Premier véritable album studio de ce quatuor composé de Ian Williams à la guitare (ex-Don Caballero), John Stainier à la batterie (ex-Helmet), de à la basse (ex-Lynx) et de Tyondai Braxton aux vocalises et aux machines, Battles continue dans la veine du post-rock progressif entamée avec les deux précédents EP, intitulés simplement EP B et EP C.
Des les premiers instants du disque, nous sommes propulsés par le jeu de batterie épileptique de Stainier, jusqu'ici semblables à ce que nous avaient donné le groupe, par exemple sur Dance, de Tras EP. Cependant, c'est sur la première pièce que Battles introduit une "innovation" qui reviendra tout le long de l'album. En effet, Tyondai Braxton fait des vocalises sans paroles, assez harmonieuses, élément non présent sur aucune composition de Battles jusqu'ici.
Un des moments forts de l'album est sans conteste Atlas, dont l'étiquette Warp a eu la bonne idée de publier en EP quelques mois avant la sortie officielle de l'album, une pièce carrément dansante dont la rythmique métronomique appuie d'une redoutable efficacité les nombreux éclairs de guitare, de vocalises d'extraterrestres et autres bidouillages électroniques. Peu de pièces, dans l'histoire du rock, ont pu ratisser aussi large sans faire sourciller l'auditeur.
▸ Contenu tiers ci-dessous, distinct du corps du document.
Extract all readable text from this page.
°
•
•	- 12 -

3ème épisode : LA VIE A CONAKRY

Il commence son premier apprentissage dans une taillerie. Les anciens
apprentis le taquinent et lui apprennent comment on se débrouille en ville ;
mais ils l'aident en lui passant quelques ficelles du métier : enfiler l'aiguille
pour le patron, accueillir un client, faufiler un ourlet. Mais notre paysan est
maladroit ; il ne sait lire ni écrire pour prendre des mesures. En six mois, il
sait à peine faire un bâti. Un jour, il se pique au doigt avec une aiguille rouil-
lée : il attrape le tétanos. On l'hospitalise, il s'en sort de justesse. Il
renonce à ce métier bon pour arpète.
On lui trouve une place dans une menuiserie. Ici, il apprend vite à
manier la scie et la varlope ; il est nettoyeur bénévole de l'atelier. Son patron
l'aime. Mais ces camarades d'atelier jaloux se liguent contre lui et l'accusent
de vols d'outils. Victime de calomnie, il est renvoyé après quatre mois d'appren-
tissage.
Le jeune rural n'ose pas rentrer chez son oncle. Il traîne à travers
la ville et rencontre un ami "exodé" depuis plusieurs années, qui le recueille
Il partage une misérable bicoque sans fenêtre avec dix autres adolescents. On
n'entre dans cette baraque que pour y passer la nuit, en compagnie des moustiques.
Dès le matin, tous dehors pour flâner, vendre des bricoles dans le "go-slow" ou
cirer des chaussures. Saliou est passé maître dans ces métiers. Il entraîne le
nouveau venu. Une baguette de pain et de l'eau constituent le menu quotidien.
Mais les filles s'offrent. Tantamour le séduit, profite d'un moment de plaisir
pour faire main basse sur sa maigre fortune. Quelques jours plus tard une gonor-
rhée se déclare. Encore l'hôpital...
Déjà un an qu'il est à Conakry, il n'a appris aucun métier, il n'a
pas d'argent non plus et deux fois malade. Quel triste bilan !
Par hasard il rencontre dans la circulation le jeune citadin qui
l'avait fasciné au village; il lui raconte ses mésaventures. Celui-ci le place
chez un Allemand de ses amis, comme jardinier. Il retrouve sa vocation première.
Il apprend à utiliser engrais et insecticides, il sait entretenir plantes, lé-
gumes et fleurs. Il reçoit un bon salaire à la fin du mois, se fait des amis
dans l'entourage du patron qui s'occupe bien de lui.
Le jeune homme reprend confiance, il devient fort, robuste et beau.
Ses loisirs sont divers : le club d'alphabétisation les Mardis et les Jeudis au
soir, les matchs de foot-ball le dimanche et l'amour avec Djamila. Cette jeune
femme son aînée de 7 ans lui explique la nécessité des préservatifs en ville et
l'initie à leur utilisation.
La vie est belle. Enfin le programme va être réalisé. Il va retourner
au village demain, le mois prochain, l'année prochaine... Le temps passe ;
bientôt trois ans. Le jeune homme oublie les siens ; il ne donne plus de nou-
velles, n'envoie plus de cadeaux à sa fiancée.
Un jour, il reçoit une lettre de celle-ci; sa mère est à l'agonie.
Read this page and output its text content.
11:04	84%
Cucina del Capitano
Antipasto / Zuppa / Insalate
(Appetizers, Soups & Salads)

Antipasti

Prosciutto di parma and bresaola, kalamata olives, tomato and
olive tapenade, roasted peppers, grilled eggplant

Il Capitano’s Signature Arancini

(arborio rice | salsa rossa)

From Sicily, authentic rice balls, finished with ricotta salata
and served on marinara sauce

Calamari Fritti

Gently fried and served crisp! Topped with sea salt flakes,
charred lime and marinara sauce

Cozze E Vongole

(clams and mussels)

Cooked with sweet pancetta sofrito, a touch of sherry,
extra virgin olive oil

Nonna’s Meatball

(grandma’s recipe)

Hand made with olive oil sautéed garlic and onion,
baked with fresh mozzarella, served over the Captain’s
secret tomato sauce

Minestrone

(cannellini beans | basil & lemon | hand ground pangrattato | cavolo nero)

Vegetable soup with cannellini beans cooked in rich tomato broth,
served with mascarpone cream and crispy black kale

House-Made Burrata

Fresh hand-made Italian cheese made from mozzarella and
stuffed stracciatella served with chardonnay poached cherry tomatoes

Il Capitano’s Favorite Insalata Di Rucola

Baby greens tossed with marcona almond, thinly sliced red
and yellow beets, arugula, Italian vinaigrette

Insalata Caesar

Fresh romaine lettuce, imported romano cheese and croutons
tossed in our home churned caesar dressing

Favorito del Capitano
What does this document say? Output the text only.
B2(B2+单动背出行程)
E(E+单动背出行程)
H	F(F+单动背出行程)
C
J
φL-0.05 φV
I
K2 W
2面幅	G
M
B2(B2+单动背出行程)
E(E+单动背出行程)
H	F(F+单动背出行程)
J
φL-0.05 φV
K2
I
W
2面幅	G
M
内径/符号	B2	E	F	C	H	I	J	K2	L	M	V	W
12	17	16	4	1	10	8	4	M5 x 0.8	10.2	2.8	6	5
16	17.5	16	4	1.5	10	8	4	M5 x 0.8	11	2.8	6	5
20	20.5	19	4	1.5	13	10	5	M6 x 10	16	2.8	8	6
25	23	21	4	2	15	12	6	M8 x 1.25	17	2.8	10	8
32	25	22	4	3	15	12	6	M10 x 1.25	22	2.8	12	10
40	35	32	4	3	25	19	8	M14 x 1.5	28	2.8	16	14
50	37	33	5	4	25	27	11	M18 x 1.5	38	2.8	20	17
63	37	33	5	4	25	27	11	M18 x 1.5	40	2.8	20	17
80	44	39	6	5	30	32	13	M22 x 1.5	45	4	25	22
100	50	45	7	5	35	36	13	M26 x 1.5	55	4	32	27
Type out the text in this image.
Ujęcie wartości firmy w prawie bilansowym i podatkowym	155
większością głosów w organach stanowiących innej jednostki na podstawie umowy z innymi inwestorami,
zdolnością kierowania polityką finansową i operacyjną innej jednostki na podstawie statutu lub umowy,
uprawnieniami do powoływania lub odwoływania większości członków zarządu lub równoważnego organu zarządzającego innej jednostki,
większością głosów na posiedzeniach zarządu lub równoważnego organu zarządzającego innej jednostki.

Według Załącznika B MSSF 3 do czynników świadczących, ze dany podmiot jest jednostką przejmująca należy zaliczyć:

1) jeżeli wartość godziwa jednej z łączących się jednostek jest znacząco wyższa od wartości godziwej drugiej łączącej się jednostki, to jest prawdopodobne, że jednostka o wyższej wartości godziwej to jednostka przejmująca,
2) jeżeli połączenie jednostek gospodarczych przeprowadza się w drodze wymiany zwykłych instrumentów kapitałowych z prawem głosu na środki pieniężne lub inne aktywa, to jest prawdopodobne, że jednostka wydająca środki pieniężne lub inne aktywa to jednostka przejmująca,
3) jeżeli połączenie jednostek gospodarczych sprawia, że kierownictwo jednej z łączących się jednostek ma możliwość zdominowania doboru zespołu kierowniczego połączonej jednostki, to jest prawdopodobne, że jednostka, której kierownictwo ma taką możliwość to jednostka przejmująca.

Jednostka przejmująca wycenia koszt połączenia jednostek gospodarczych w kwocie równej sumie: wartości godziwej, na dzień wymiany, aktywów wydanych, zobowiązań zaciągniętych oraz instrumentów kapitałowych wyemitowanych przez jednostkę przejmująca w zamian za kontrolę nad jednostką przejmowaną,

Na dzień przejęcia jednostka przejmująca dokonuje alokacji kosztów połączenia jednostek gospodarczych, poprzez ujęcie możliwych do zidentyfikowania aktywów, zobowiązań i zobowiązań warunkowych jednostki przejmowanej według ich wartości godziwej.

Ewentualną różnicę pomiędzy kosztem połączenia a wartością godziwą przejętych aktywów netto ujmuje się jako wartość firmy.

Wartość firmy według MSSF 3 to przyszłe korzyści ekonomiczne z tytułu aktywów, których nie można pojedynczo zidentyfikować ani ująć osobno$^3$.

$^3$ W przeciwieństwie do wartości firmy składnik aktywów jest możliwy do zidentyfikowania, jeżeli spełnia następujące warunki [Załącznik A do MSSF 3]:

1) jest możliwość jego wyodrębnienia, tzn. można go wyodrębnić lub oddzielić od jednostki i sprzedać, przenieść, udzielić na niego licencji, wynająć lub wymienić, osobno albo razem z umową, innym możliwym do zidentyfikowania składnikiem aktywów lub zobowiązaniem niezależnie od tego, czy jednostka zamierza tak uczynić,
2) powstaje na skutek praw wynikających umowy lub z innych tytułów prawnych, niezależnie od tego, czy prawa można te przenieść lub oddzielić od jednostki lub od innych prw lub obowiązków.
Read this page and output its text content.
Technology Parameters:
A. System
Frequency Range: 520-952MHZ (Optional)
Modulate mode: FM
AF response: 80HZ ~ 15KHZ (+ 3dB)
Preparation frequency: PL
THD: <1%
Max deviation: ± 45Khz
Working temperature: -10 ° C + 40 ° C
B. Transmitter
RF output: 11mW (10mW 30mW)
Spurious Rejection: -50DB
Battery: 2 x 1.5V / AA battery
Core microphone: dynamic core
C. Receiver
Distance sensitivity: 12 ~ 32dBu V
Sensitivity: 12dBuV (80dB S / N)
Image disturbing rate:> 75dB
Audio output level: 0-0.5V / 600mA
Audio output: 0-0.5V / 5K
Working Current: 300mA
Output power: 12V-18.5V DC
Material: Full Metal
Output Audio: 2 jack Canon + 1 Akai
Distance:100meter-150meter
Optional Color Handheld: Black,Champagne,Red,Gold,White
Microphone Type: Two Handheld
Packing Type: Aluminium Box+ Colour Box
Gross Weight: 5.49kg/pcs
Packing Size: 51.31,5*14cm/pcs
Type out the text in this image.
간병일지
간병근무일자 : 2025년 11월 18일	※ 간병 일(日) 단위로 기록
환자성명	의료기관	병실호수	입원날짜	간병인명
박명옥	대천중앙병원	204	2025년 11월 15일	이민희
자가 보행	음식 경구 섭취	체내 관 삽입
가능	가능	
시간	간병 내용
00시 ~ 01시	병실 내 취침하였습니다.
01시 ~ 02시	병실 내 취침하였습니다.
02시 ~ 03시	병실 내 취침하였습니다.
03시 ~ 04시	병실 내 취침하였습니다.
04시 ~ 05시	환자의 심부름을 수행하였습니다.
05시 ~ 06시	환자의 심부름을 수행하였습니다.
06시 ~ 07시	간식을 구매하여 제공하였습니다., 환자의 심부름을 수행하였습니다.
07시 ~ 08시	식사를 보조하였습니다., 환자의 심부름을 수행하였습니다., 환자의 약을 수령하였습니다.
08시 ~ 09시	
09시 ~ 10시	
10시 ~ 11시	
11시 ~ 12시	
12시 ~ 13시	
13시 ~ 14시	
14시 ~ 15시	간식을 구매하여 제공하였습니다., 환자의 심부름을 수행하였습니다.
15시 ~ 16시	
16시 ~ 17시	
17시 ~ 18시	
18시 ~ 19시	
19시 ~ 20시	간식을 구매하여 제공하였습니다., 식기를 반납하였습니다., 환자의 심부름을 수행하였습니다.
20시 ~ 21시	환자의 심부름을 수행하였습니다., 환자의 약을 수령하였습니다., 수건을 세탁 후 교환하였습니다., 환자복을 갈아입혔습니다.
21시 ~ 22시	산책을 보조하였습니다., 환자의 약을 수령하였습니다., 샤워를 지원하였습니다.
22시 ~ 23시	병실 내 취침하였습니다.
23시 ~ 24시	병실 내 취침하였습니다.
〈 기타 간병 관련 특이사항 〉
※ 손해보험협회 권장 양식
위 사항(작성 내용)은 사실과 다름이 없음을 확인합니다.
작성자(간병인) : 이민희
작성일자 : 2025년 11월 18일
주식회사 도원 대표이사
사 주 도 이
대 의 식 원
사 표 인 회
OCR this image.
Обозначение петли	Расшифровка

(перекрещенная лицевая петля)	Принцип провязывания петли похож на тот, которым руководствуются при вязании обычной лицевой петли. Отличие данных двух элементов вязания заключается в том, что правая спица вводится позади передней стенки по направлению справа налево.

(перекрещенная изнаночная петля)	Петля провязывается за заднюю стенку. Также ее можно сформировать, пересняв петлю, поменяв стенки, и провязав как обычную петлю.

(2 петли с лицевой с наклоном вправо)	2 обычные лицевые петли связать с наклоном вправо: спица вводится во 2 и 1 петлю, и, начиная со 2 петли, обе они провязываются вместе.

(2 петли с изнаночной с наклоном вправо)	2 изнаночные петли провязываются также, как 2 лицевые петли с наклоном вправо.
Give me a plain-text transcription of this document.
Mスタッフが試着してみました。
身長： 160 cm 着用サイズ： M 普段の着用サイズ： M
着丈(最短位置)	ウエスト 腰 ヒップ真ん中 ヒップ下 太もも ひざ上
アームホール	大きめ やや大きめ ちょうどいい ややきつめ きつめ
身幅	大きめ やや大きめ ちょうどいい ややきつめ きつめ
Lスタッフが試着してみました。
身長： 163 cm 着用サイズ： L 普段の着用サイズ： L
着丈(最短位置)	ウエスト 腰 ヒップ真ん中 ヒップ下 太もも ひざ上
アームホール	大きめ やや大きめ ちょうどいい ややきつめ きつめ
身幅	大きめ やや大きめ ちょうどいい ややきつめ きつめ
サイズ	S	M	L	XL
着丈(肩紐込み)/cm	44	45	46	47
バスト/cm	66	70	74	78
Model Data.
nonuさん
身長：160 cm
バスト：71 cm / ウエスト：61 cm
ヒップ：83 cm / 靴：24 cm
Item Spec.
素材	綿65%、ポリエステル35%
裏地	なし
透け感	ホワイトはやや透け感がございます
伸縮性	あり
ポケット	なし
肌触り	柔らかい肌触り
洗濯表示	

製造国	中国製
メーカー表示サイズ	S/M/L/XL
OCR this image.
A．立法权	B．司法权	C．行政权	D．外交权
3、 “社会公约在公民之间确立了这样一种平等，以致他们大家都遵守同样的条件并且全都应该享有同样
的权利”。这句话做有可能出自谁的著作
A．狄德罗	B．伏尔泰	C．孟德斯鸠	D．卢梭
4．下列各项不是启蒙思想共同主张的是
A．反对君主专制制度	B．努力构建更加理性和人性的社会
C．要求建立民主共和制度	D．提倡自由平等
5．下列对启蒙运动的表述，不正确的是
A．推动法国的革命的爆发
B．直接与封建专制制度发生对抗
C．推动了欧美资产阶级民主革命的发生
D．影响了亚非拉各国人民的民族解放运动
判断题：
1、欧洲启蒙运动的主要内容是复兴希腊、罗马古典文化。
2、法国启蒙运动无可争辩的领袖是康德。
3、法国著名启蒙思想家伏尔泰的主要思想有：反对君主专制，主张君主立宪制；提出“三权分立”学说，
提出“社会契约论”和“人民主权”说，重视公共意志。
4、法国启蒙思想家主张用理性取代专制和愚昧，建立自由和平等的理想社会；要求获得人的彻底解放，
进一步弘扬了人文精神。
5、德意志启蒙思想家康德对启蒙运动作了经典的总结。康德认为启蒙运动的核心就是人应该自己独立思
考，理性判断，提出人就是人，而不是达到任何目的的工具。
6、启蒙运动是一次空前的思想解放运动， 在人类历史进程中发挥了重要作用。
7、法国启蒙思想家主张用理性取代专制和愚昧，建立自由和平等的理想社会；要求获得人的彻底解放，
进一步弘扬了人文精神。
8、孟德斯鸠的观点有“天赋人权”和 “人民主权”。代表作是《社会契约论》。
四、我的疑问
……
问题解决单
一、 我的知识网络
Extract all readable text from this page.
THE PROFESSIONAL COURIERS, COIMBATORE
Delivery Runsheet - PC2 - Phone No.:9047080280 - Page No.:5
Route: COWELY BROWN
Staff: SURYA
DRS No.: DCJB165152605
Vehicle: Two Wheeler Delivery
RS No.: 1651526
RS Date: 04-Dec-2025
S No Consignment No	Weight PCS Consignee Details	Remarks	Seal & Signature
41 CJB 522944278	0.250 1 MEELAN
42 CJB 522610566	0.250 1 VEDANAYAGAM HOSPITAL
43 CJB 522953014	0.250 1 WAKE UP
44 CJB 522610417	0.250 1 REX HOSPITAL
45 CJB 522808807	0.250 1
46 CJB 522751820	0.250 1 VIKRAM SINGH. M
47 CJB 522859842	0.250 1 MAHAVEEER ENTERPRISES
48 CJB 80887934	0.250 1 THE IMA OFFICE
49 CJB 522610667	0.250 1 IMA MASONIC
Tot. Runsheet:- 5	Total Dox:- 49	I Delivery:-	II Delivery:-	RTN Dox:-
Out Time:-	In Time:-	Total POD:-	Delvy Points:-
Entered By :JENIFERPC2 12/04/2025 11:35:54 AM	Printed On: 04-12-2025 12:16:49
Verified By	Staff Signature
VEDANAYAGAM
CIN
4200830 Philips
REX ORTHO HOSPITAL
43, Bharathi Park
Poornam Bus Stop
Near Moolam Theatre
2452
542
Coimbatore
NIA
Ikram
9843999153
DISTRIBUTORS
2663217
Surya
Ddiamond revient au post-rock progressif moins atypique, les musiciens s'en donnant audiblement à coeur joie en mêlant handclaps, basse électronique, sifflements et riffs de guitare distorsionnée, le tout mêlée à une frénésie de tambourinage digne de Emerson, Lake & Palmer.
Avec Tonto, le groupe revient à une atmosphère plus tranquille, plus typiquement post-rock, malgré les petites vocalises tordues agrammaticales. Ici, le jeu de guitare de Braxton et Wiliams forme le principal dialogue, trempant parfois dans l'acid-jazz, là où les cuivres se seraient donnés la réplique. L'auditeur a amplement le temps, dans le huit minutes de cette pièce, d'apprécier tous les talents des musiciens sur plusieurs plans.
Leyendecker campe quant à elle le groupe dans un univers presque trip-hop, où on réussit à accepter les vocalises d'extra-terrestre sur des textures de guitares éparses et effilochées. Cette interlude passée, Battles caracole ensuite, avec Rainbow, sur une suite de faux crescendos multiples, entrecoupées d'enfilades rappellant une fois de plus Emerson Lake & Palmer ou Yes à ses meilleurs jours. E son milieu, la pièce repart à zéro, mêlant ensuite violence rythmique et guitaristique (riffs acérés extrêmements courts) pour terminer sur vocalises un peu plus intelligibles .
Bad Trails offre quant à elle le côté foncièrement électronique du groupe, avec lignes de guitares un peu plus éthérées, faisant évoluer l'auditeur dans une jungle peuplées de bips, de clinquements et de froissements numérisés. Prismism représente un petit interlude accompagnant Snare Hanger, la pièce la plus déjantée de l'album., avec batterie, guitares et claviers propulsant une sorte de post-hardcore cosmique digne de Chrome et Helios Creed. Tij démarre avec une rythmique de guitares et de halètements martelés métronomiques jusqu'à ce que la batterie de Stainier viennent catapulter l'ensemble dans une série de contrepoints et de riffs acérés, pour finir avec des halètements syncopés. Race: Out reprend une structure de Leyendecker mais en la distendant de manière à obtenir une pièce beaucoup plus atmosphérique.
En somme, Mirrored représente la quintessence du retour au rock progressif qu imarque le post-rock, soit la tentative toujours plus hardie de décontextualiser la tradition en la désincarnant complètement.